City officials selected nine citizens to discuss possible police reforms in the wake of nationwide outrage over the death of George Floyd, an unarmed Black man killed by Minneapolis police in May.
The nine-member committee met virtually Tuesday to discuss what topics concerning police reform they would like to address in future meetings. It soon became clear that some members were concerned about the power the group would have moving forward.
The group will make policy recommendations to the Santa Fe City Council, but will not pass any policies itself.
Michael Vigil, a former judge, said he had seen other reforms fail to make lasting impacts in preventing police brutality, adding that he hoped the new task force would be different.
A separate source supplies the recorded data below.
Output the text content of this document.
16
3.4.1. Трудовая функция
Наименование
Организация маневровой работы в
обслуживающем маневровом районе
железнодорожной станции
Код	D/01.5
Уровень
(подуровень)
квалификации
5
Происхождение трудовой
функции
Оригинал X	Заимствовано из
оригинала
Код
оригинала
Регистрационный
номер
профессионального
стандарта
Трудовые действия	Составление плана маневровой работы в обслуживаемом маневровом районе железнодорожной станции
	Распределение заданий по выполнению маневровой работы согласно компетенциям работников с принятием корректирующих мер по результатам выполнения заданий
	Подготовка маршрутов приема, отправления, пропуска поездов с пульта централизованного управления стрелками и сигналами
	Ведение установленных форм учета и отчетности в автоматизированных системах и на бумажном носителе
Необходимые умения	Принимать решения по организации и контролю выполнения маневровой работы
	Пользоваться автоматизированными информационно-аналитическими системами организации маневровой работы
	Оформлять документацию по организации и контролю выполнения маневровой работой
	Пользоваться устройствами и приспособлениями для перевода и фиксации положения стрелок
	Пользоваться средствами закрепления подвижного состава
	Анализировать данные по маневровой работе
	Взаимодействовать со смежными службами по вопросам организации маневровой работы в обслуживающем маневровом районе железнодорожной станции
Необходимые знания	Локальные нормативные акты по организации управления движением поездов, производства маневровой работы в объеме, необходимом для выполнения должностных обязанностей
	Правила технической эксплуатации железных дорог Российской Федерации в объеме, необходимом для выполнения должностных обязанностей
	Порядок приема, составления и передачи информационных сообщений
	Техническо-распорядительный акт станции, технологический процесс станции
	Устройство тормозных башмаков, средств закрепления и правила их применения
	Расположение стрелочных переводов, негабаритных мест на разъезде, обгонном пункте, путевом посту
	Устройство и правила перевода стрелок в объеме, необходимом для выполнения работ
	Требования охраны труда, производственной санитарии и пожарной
“The real disturbing things that I’ve seen in doing this kind of work is … we’ve done a lot of Band-Aid approaches to police brutality,” he said. “They really didn’t change anything.”
Other members discussed what types of presentations they would like to see at future meetings of the task force.
Marcela Díaz of nonprofit Somos Un Pueblo Unido said she would like to see data showing where arrests by police are taking place in Santa Fe and what people are arrested for.
Use of force by police and which segments of the population were at the receiving end of that force was also discussed. Naja Druva, a behavioral health therapist, said she believed the city’s use of force policy didn’t go far enough.
“I am skeptical about these documents and their ability to keep the community safe,” Druva said. “Are there officers that repeatedly violate this?”
Members also stressed the importance of including the public in future conversations. Only one person spoke during a public forum at Tuesday’s meeting, which Councilor Renee Villarreal said was probably due to issues of timing.
Villarreal and Councilor Chris Rivera will serve as chairs of the task force. However, the city is in the process of hiring a facilitator to help guide the meetings and discussions, Villarreal said.
The Santa Fe Police Department recently came under scrutiny for its response to protesters who tore down the controversial Soldiers’ Monument in the Santa Fe Plaza. Police left the scene, citing the large amount of protesters that outnumbered them.